When I think about the possible contexts that our ‘revolutionary’ mothers and father’s were brought up in, it is almost astounding. Assuming that the majority of these movements happened among twenty-somethings, it is then safe to assume that they were brought up by men and women brought up in the 40’s. And if you think about it, during this time, the first batch of women were JUST joining the workforce. You had extreme patriotism and a cohesion among the American people during the country’s time of need. Families seemed to be, for the most part, high-functioning in society and strictly a nuclear family. It was this high-structure, high-values sort of family that birthed the generation of the 60’s love child. So with that in mind, it is interesting to see that the more revolutionary generation has seemingly begotten a more conservative one.
I, personally, feel that I was raised in a more 40’s style home, with Christian morals and values, an expectation to go to college, get a job and become a well-behaved member of society. I did about half of those. I went to college, became an artist and instead of getting a job, I got romanticism and ideals instead. I must admit that I have become inwardly frustrated with the premature cynicism that seems to have pervaded throughout our generation. I feel like I’m surrounded by the attitude of “one person can’t possibly make a difference.” I, on the other hand (and I’m sure I’m not alone in this), refuse to accept the notion that we go to college only to settle with a job that we will work in for 20-30 years only to not have a life during this time and in the meantime, procreate, etcetera. It’s like accepting a barely higher form of parole. Yes I acknowledge that my views may sound completely and utterly leftist/extreme/biased/skeptical, but is there really any denying that this indifference has unfolded among us? Irrespective of that, it still makes for good discussion. I’ll admit, the tactics that were used during the 60’s are antiquated and times have changed.

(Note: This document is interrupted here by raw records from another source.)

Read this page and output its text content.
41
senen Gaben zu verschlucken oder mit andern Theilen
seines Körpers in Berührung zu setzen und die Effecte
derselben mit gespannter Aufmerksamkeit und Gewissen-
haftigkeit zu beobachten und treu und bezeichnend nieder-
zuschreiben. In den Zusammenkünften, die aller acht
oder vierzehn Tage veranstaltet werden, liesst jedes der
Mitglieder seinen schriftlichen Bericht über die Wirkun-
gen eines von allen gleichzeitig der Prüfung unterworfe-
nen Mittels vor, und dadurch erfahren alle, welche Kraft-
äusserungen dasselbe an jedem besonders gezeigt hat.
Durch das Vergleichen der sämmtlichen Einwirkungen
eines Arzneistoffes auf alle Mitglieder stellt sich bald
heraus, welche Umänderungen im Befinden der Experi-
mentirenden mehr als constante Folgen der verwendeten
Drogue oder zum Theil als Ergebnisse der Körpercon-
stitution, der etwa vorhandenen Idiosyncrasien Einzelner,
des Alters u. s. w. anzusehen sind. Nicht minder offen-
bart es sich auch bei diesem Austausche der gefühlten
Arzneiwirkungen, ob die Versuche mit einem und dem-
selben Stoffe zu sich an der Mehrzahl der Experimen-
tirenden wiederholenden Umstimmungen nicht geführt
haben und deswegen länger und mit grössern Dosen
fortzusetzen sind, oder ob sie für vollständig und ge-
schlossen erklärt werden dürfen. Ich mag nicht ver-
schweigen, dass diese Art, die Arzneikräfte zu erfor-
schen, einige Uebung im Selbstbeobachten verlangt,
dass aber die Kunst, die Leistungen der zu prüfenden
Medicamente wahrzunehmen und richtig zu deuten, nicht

Methods must change. But when it comes down to it, I’m just really tired of people being happy with their forms of protest and activism starting and ending with a facebook group or chain email. Today, we don’t get Kent State riots or sit-ins, Instead we get incidents like that of Columbine and Virginia Tech. We don’t get petitions and rallies. Instead we get polite emails and fleeting web support groups. The heat and passion of the 60’s seems like it stays in such a distant place that I wish were here today. We have traded a deep sense of responsibility in exchange for unadulterated nihilism.